Title: Why the protests against Bru resettlement in Tripura have flared up now

Topic in the syllabus: Internal security (GS-3)


  • PARTS OF North Tripura have witnessed violent protests recently over the proposed resettlement of Bru tribals.

Who are the Brus?

  • Brus found in Mizoram, Tripura, Assam.
  • They are also called as Reangs.
  • They speak the Reang dialect of Kokborok language
  • The language is of Tibeto-Burmese origin and is locally referred to as Kau Bru.
  • The Hojagiri folk dance of Reang sub tribe is rather well known all over the world.
  • ‘Buisu’, is the most popular festival of reang tribes. (do not be confused with ‘bihu’)
  • Whenever a disputes arise in the between the member of the community, a meeting is called by the Rai (a sub tribe of Bru).
  • The deities of the Reangs are similar those of other Tripuri people.
  • The rituals of worship are also similar to the mainstream Tripuri.
  • In Tripura, they are recognised as a Particularly Vulnerable Tribal Group.

What are the protests about?

  • In 1997, 37,000 people of the Bru (or Reang) tribe fled to Tripura from Mizoram, on account of ethnic clashes there.
  • Since then, 5,000 have returned to Mizoram while 32,000 remain in camps in Tripura.
  • In January this year, an agreement was signed by the Centre, the two state governments and Bru representatives to allow the remaining 32,000 to permanently settle in the state.
  • Bengali and Mizo groups in Tripura claim that settling thousands of migrants permanently in Kanchanpur sub-division of North Tripura district would lead to demographic imbalance, exert pressure on local resources and potentially lead to law and order problems.
  • The Mizo Convention, a Tripura-based organisation, has teamed up with the Mancha on a platform called Joint Movement Committee (JMC) and announced that not more than 1,500 Bru families would be allowed to settle in Kanchanpur.

What is the resettlement plan?

  • Over the last 10 months, the state has planned 12 resettlement spots across six districts with 300 families each.
  • Under the agreement, the Centre has announced a special development project with funding of Rs 600 crore.
  • Each resettled family will get an estimated 0.03 acres (1.5 gandas) of land for building a home, Rs 1.5 lakh as housing assistance, and Rs 4 lakh as a one-time cash benefit for sustenance, a monthly allowance of Rs 5,000 and free rations for two years from the date of resettlement.

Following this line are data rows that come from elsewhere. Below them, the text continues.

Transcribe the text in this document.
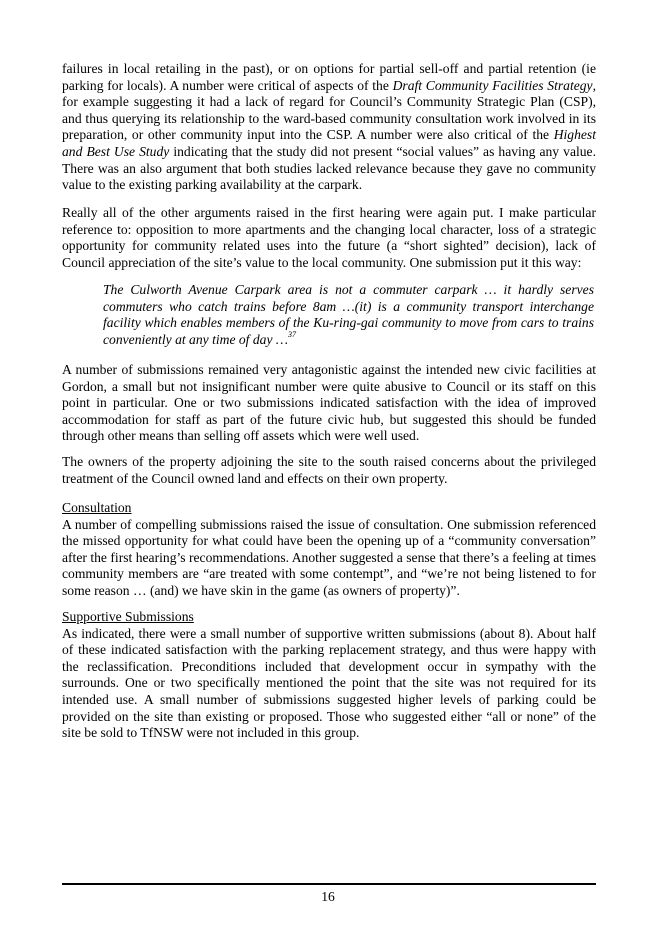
failures in local retailing in the past), or on options for partial sell-off and partial retention (ie parking for locals). A number were critical of aspects of the Draft Community Facilities Strategy, for example suggesting it had a lack of regard for Council’s Community Strategic Plan (CSP), and thus querying its relationship to the ward-based community consultation work involved in its preparation, or other community input into the CSP. A number were also critical of the Highest and Best Use Study indicating that the study did not present “social values” as having any value. There was an also argument that both studies lacked relevance because they gave no community value to the existing parking availability at the carpark.

Really all of the other arguments raised in the first hearing were again put. I make particular reference to: opposition to more apartments and the changing local character, loss of a strategic opportunity for community related uses into the future (a “short sighted” decision), lack of Council appreciation of the site’s value to the local community. One submission put it this way:

The Culworth Avenue Carpark area is not a commuter carpark … it hardly serves commuters who catch trains before 8am …(it) is a community transport interchange facility which enables members of the Ku-ring-gai community to move from cars to trains conveniently at any time of day …$^{37}$

A number of submissions remained very antagonistic against the intended new civic facilities at Gordon, a small but not insignificant number were quite abusive to Council or its staff on this point in particular. One or two submissions indicated satisfaction with the idea of improved accommodation for staff as part of the future civic hub, but suggested this should be funded through other means than selling off assets which were well used.

The owners of the property adjoining the site to the south raised concerns about the privileged treatment of the Council owned land and effects on their own property.

Consultation
A number of compelling submissions raised the issue of consultation. One submission referenced the missed opportunity for what could have been the opening up of a “community conversation” after the first hearing’s recommendations. Another suggested a sense that there’s a feeling at times community members are “are treated with some contempt”, and “we’re not being listened to for some reason … (and) we have skin in the game (as owners of property)”.
Supportive Submissions
As indicated, there were a small number of supportive written submissions (about 8). About half of these indicated satisfaction with the parking replacement strategy, and thus were happy with the reclassification. Preconditions included that development occur in sympathy with the surrounds. One or two specifically mentioned the point that the site was not required for its intended use. A small number of submissions suggested higher levels of parking could be provided on the site than existing or proposed. Those who suggested either “all or none” of the site be sold to TfNSW were not included in this group.
16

If it was agreed, why the protests?

  • JMC convener Sushanta Baruah said-
    • The agitation was started to save “ancestral lands” from Bru migrants.
    • “Though opposed to the whole idea of having more people permanently settle within limited resources of the area, we honoured the agreement signed by central and state governments and agreed to it. But now the district administration has proposed to set up six of 12 resettlement sites in Kanchanpur alone and settle 5,000 families here.”
  • He alleged that 650 Bengali families from around Kanchanpur and 81 Mizo families from Jampui Hill range, who fled due to “atrocities” by Brus, were yet to be resettled two decades on.

What is the government stand?

  • The Revenue Department has stressed that Bru migrants would be settled in various locations identified in six districts.
  • There is no policy decision regarding settling 5,000 migrant families.
  • The selection of families of resettlement is still in progress and no figure can be cited now.